Jim McGann: We’ve engineered access to these backup formats. Part of our intellectual property here at Index Engines is understanding complex formats so that we can look at something like NetBackup and understand it. If those partners or backup vendors cooperate with us and give us the schema, that helps. But we have engineers that can really understand and look at the bits and bytes of these proprietary formats and engineer access into them. So that’s what we’re doing; cracking them open without rehydrating them, and looking inside of them. 

That is key to the Dell Cyber recovery vault because it’s all backup data that’s in there. Also key to snapshots is to be able to understand a snapshot and how to mount it to block storage. So it sounds easy saying that we scan data, but, as you understand, the devil’s in the details here. How the formats work. And a lot of these vendors like IBM or Infinidat; they participate with us to create, to orchestrate into those APIs. 

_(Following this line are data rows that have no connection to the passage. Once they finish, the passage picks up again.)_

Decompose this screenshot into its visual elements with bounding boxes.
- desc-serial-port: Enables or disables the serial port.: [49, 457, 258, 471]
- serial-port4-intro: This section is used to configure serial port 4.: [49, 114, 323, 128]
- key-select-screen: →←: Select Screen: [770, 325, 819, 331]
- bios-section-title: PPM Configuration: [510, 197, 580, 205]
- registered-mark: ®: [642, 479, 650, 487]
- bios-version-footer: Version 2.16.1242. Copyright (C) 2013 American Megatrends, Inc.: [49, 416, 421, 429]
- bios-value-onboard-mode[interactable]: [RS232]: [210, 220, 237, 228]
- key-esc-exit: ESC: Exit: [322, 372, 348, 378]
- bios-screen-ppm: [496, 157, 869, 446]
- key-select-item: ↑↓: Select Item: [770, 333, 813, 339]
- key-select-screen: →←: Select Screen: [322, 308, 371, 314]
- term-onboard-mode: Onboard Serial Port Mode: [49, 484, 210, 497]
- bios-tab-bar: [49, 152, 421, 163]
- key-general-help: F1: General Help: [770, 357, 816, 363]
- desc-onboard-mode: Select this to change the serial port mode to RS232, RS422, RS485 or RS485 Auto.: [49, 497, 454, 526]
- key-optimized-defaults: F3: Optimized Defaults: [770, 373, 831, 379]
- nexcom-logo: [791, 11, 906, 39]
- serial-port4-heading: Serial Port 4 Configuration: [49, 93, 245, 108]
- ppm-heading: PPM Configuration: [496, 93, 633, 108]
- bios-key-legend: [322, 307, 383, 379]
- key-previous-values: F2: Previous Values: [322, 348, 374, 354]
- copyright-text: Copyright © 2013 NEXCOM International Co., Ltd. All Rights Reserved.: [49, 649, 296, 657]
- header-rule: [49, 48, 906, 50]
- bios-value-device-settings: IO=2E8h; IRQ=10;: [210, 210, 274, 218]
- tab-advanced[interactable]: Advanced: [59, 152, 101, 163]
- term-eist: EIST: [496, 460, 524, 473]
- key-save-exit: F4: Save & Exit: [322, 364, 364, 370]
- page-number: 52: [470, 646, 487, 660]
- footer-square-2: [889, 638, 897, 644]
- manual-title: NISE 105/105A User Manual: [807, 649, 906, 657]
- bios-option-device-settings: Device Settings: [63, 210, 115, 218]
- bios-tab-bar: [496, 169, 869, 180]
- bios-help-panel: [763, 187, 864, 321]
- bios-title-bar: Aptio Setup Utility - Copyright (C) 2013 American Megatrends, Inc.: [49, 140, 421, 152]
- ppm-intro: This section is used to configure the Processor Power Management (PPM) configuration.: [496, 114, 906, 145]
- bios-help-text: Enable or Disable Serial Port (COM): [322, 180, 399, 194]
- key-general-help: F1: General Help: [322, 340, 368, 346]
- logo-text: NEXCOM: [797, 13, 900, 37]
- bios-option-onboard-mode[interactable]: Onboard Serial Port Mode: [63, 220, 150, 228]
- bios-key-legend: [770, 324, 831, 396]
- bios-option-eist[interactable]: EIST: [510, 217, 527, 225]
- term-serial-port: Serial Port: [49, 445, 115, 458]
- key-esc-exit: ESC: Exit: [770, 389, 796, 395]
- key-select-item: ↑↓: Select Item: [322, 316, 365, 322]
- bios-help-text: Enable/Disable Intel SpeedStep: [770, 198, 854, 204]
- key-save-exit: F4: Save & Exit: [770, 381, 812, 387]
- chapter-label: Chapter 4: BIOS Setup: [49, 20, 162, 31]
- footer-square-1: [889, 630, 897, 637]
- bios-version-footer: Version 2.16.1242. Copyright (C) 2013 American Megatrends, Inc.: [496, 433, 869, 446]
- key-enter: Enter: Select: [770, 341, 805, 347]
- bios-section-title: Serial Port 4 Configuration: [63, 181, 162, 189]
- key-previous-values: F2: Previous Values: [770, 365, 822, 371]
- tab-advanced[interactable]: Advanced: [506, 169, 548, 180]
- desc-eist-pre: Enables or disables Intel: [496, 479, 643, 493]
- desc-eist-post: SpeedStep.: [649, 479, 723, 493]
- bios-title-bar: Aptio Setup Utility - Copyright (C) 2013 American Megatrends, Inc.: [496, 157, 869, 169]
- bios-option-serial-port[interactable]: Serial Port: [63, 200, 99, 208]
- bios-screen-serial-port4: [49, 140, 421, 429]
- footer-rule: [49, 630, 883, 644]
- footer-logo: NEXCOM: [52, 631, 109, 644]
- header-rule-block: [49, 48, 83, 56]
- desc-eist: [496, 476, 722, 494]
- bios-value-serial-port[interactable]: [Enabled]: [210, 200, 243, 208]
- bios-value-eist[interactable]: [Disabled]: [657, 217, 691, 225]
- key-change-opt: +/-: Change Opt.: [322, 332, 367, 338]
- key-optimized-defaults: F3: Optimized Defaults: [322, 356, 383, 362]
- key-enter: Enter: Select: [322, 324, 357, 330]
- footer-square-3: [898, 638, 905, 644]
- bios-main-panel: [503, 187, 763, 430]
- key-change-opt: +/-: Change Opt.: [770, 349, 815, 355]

With something like NetApp, they have things like SnapDif and they have APIs to be able to help you interpret their data. So we’re leveraging anything we can just to understand the data and how CyberSense looks at it to see how it changes over time. So for example, with a Oracle database or a health records database, we need to see either a snapshot of that or a backup of it so we can see a static copy of it and compare it to the previous version.

We’re not going to be scanning production databases because customers don’t want that. So we’re looking at, for example, health records databases like Epic, and snapshot it every 15 minutes. CyberSense can scan it every 15 minutes. And when there is an attack on that database, then CybersSense will say: “Hey, the one from the previous 15 minutes is clean. You can go back to that with confidence.” That turns a recovery into minutes versus trying to say which one should we recover? Is that clean or not? And they have to go to a clean room and test it. CyberSense is giving you that confidence on a continual basis that you don’t need to study it or go into a clean room. We were telling you that it’s good and you can recover with confidence.

B&F:  Is there anything else you care for me to know about what CyberSense may be doing over the next three to six months?

Jim McGann: I think the future is definitely maintaining these strategic relationships because they’re important to us, but also opening up so that cybers sense can easily integrate into other environments and really that’s what customers are asking for and we’re providing that solution out to the market.

Bootnote

We think Index Engines has just signed up Panzura as an OEM.